Morty, proving to be the truest voice of reason throughout this episode and the last, actually shows something not really seen before in him: a penchant to be instinctively Rick. Morty’s momentary outburst of anger & violence have been reminiscent of child Gohan in “Dragon Ball Z” or even The Incredible Hulk. This time around, Morty nonchalantly sits with Summer’s ex-boyfriend Ethan while explaining his disgust over Ethan making his sister cry & destroying her body image.
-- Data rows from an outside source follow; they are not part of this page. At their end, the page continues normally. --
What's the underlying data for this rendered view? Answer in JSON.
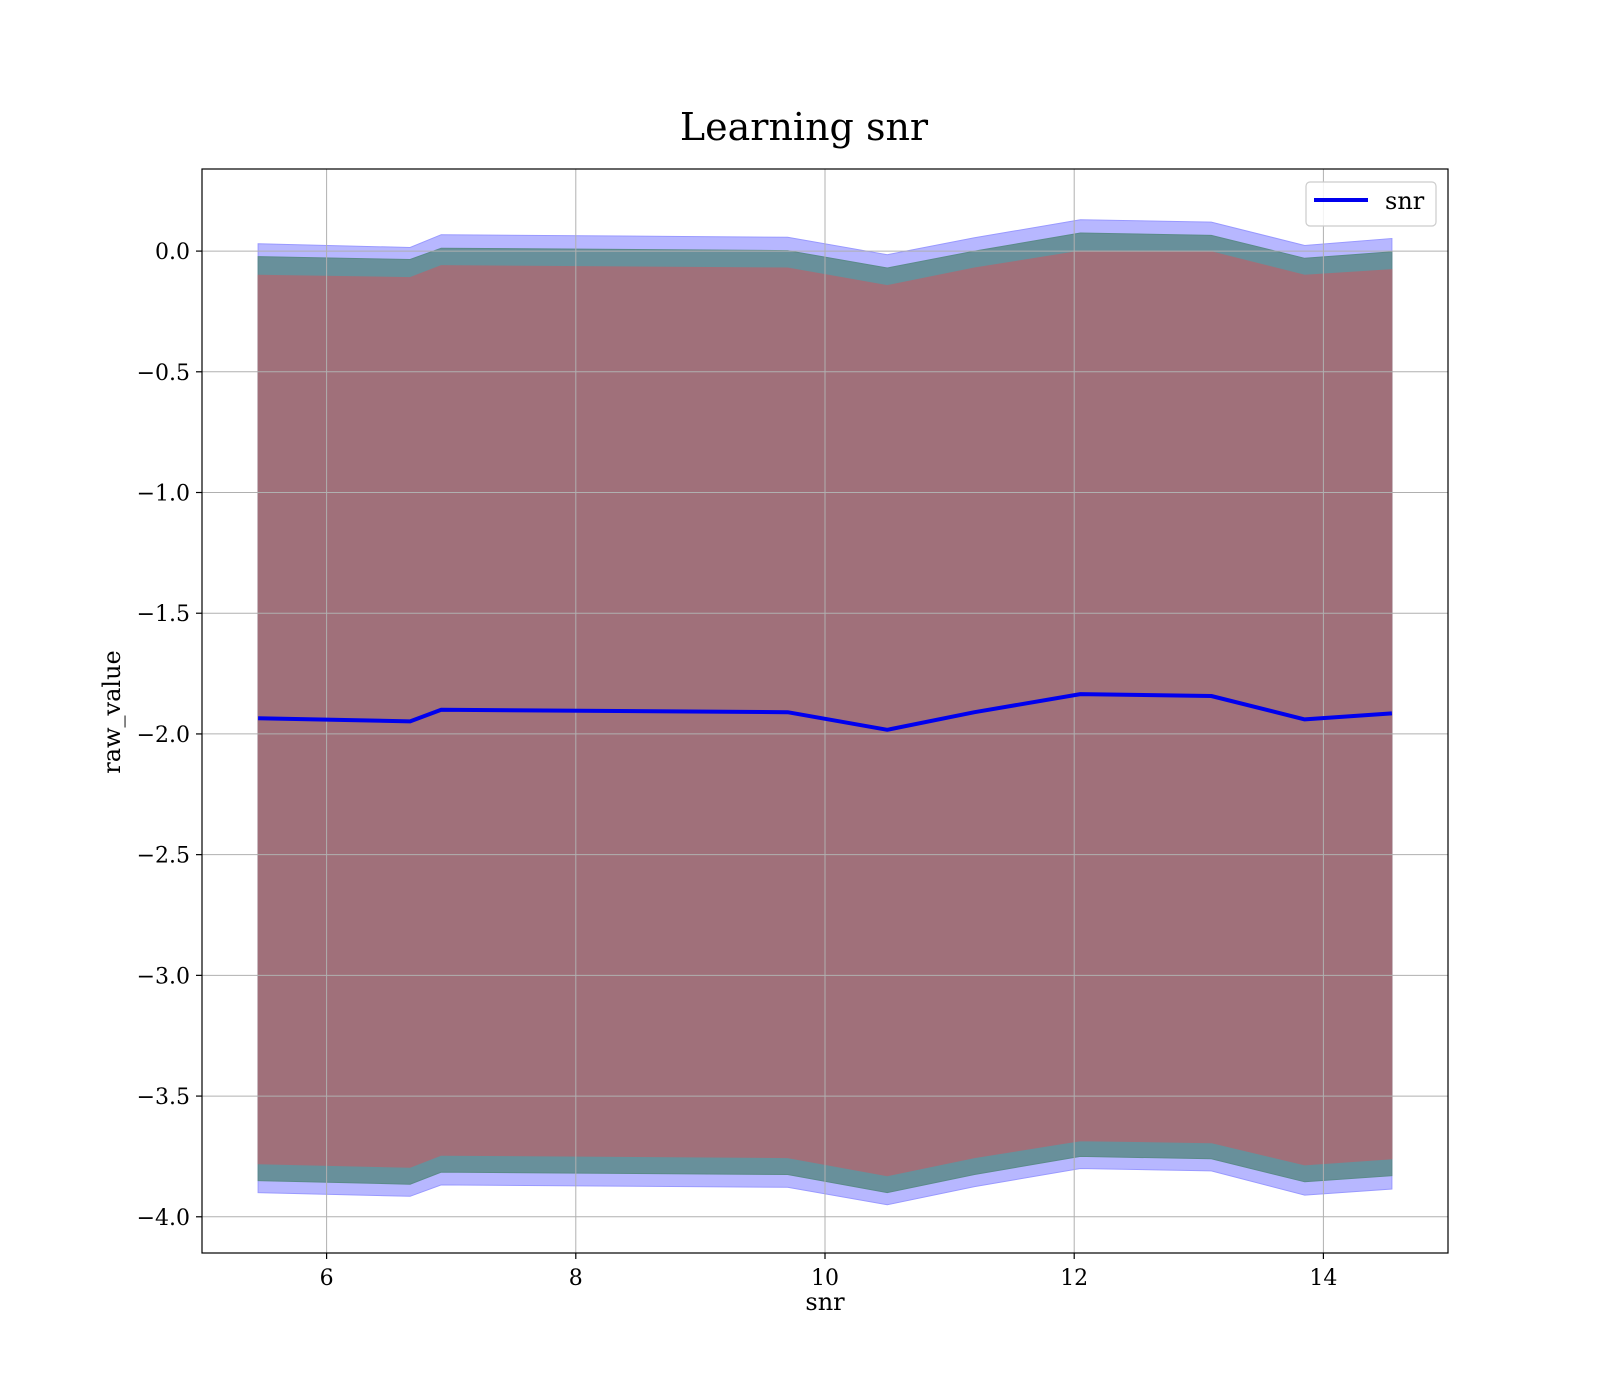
{
  "chart_data": {
    "type": "line",
    "title": "Learning snr",
    "xlabel": "snr",
    "ylabel": "raw_value",
    "xlim": [
      5.0,
      15.0
    ],
    "ylim": [
      -4.15,
      0.34
    ],
    "xticks": [
      6,
      8,
      10,
      12,
      14
    ],
    "xtick_labels": [
      "6",
      "8",
      "10",
      "12",
      "14"
    ],
    "yticks": [
      0.0,
      -0.5,
      -1.0,
      -1.5,
      -2.0,
      -2.5,
      -3.0,
      -3.5,
      -4.0
    ],
    "ytick_labels": [
      "0.0",
      "−0.5",
      "−1.0",
      "−1.5",
      "−2.0",
      "−2.5",
      "−3.0",
      "−3.5",
      "−4.0"
    ],
    "grid": true,
    "legend": {
      "position": "top-right",
      "entries": [
        "snr"
      ]
    },
    "x": [
      5.45,
      6.67,
      6.92,
      9.7,
      10.5,
      11.2,
      12.05,
      13.1,
      13.85,
      14.55
    ],
    "series": [
      {
        "name": "snr",
        "color": "#0000ee",
        "values": [
          -1.935,
          -1.948,
          -1.9,
          -1.91,
          -1.983,
          -1.91,
          -1.835,
          -1.843,
          -1.94,
          -1.915
        ]
      }
    ],
    "bands": [
      {
        "color": "#9999ff",
        "opacity": 0.7,
        "upper": [
          0.03,
          0.015,
          0.068,
          0.057,
          -0.015,
          0.055,
          0.13,
          0.12,
          0.023,
          0.052
        ],
        "lower": [
          -3.9,
          -3.915,
          -3.868,
          -3.878,
          -3.95,
          -3.875,
          -3.8,
          -3.81,
          -3.91,
          -3.885
        ]
      },
      {
        "color": "#5b8a8a",
        "opacity": 0.85,
        "upper": [
          -0.023,
          -0.035,
          0.012,
          0.002,
          -0.07,
          0.0,
          0.075,
          0.065,
          -0.03,
          -0.003
        ],
        "lower": [
          -3.85,
          -3.865,
          -3.815,
          -3.825,
          -3.9,
          -3.825,
          -3.75,
          -3.76,
          -3.855,
          -3.83
        ]
      },
      {
        "color": "#a0707a",
        "opacity": 1.0,
        "upper": [
          -0.1,
          -0.11,
          -0.06,
          -0.07,
          -0.143,
          -0.07,
          0.0,
          -0.003,
          -0.1,
          -0.077
        ],
        "lower": [
          -3.78,
          -3.795,
          -3.745,
          -3.755,
          -3.83,
          -3.755,
          -3.685,
          -3.693,
          -3.785,
          -3.76
        ]
      }
    ]
  }
}
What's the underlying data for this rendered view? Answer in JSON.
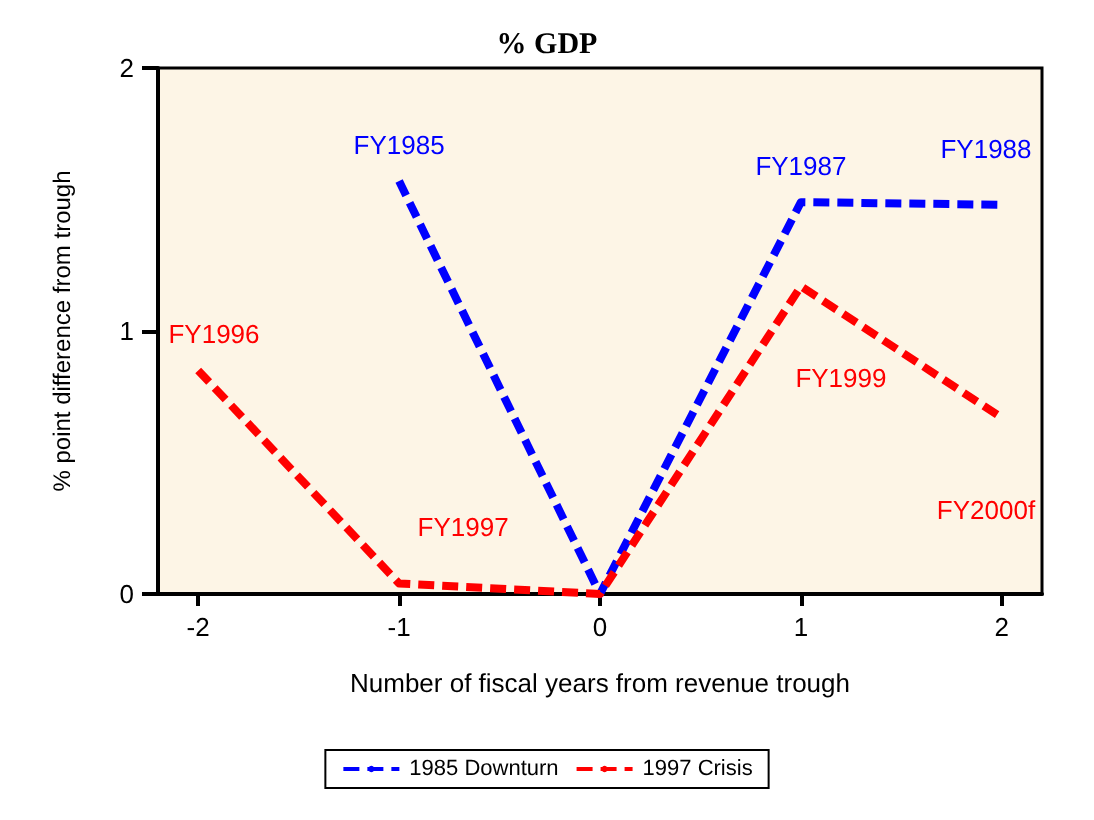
{
  "chart_data": {
    "type": "line",
    "title": "% GDP",
    "xlabel": "Number of fiscal years from revenue trough",
    "ylabel": "% point difference from trough",
    "xlim": [
      -2.2,
      2.2
    ],
    "xticks": [
      -2,
      -1,
      0,
      1,
      2
    ],
    "ylim": [
      0,
      2
    ],
    "yticks": [
      0,
      1,
      2
    ],
    "series": [
      {
        "name": "1985 Downturn",
        "color": "#0000ff",
        "x": [
          -1,
          0,
          1,
          2
        ],
        "values": [
          1.57,
          0,
          1.49,
          1.48
        ]
      },
      {
        "name": "1997 Crisis",
        "color": "#ff0000",
        "x": [
          -2,
          -1,
          0,
          1,
          2
        ],
        "values": [
          0.85,
          0.04,
          0,
          1.17,
          0.67
        ]
      }
    ],
    "annotations": [
      {
        "text": "FY1985",
        "x": -1,
        "y": 1.57
      },
      {
        "text": "FY1987",
        "x": 1,
        "y": 1.49
      },
      {
        "text": "FY1988",
        "x": 2,
        "y": 1.48
      },
      {
        "text": "FY1996",
        "x": -2,
        "y": 0.85
      },
      {
        "text": "FY1997",
        "x": -1,
        "y": 0.04
      },
      {
        "text": "FY1999",
        "x": 1,
        "y": 1.17
      },
      {
        "text": "FY2000f",
        "x": 2,
        "y": 0.67
      }
    ],
    "legend": "bottom",
    "grid": false,
    "marker": "none",
    "line_style": "dashed"
  }
}
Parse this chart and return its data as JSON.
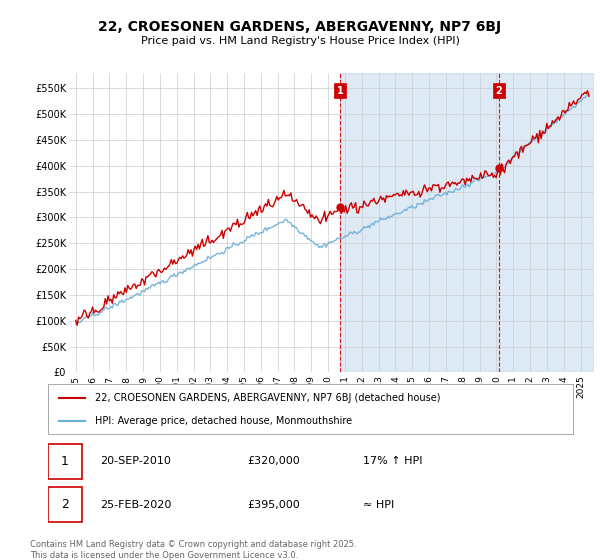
{
  "title": "22, CROESONEN GARDENS, ABERGAVENNY, NP7 6BJ",
  "subtitle": "Price paid vs. HM Land Registry's House Price Index (HPI)",
  "ylabel_ticks": [
    "£0",
    "£50K",
    "£100K",
    "£150K",
    "£200K",
    "£250K",
    "£300K",
    "£350K",
    "£400K",
    "£450K",
    "£500K",
    "£550K"
  ],
  "ylim": [
    0,
    580000
  ],
  "ytick_vals": [
    0,
    50000,
    100000,
    150000,
    200000,
    250000,
    300000,
    350000,
    400000,
    450000,
    500000,
    550000
  ],
  "hpi_color": "#6baed6",
  "price_color": "#cc0000",
  "vline_color": "#cc0000",
  "shade_color": "#ddeeff",
  "background_color": "#ffffff",
  "plot_bg": "#ffffff",
  "grid_color": "#cccccc",
  "annotation1_date": "20-SEP-2010",
  "annotation1_price": "£320,000",
  "annotation1_hpi": "17% ↑ HPI",
  "annotation2_date": "25-FEB-2020",
  "annotation2_price": "£395,000",
  "annotation2_hpi": "≈ HPI",
  "vline1_x": 2010.72,
  "vline2_x": 2020.15,
  "sale1_y": 320000,
  "sale2_y": 395000,
  "footer": "Contains HM Land Registry data © Crown copyright and database right 2025.\nThis data is licensed under the Open Government Licence v3.0.",
  "legend_line1": "22, CROESONEN GARDENS, ABERGAVENNY, NP7 6BJ (detached house)",
  "legend_line2": "HPI: Average price, detached house, Monmouthshire",
  "xlim_left": 1994.6,
  "xlim_right": 2025.8
}
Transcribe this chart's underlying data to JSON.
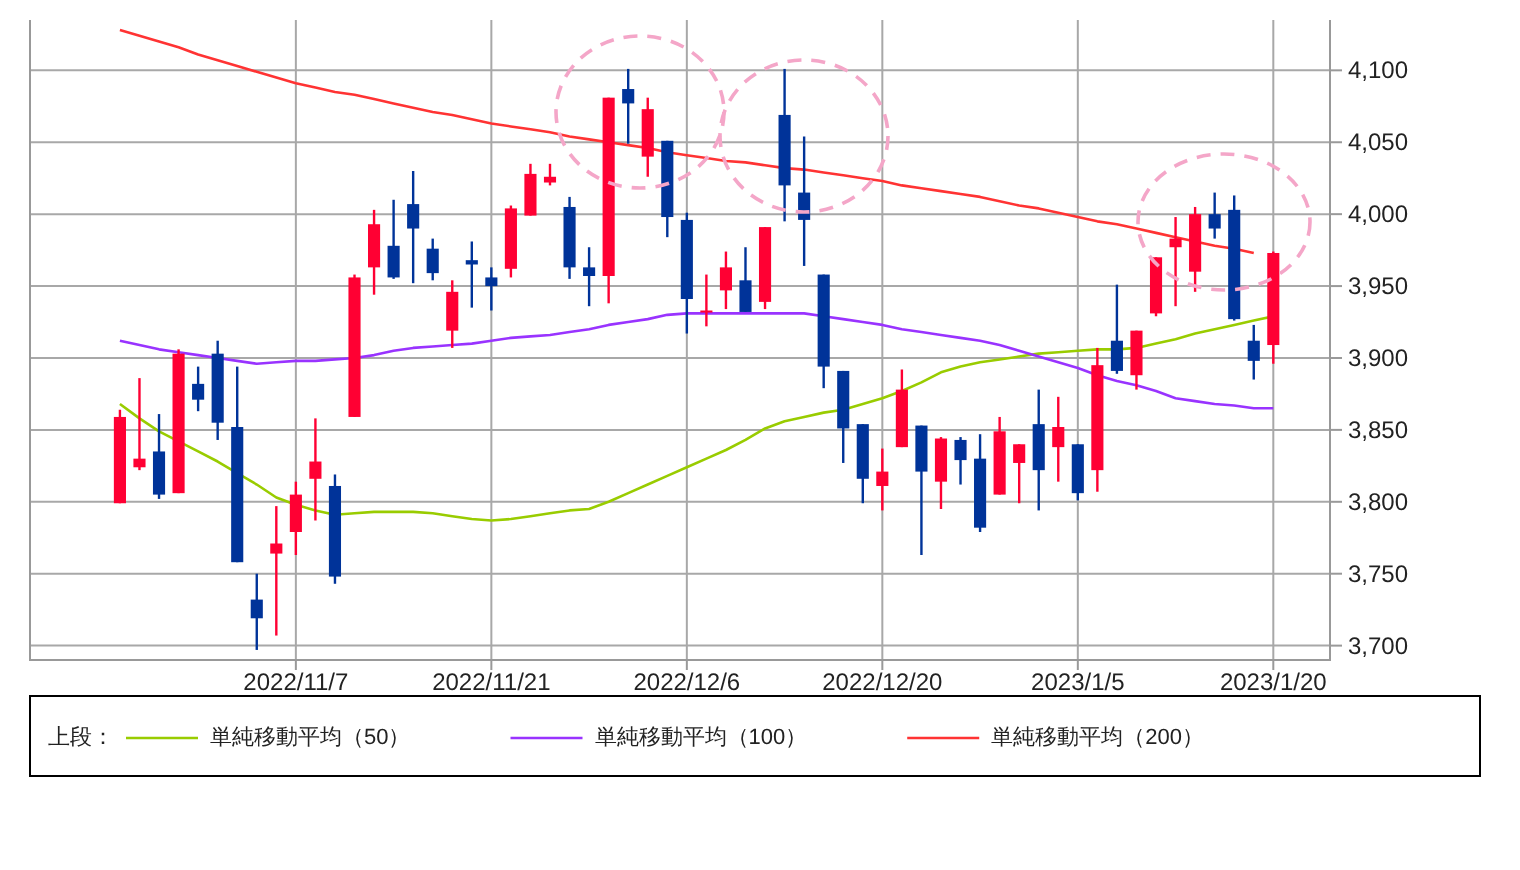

With the morphing machine in his possession, Morty turns Ethan into a hideous, Elephant Man scooting around the town with no potential return to normalcy.
Though it’s hard some times to look in the mirror and accept the person staring back at you, it’s easier to embrace who you are than try to be something you’re not even if that person is a wimp, a murderer, a self-conceited airhead, or even a caring sibling who will set things right even if it means making someone else’s life a living hell.
Mini Lessons: Gene needs to mind his own business (been too nosey for his own good for almost forty years now); the plans of mice, men & Mortys…; no work talk.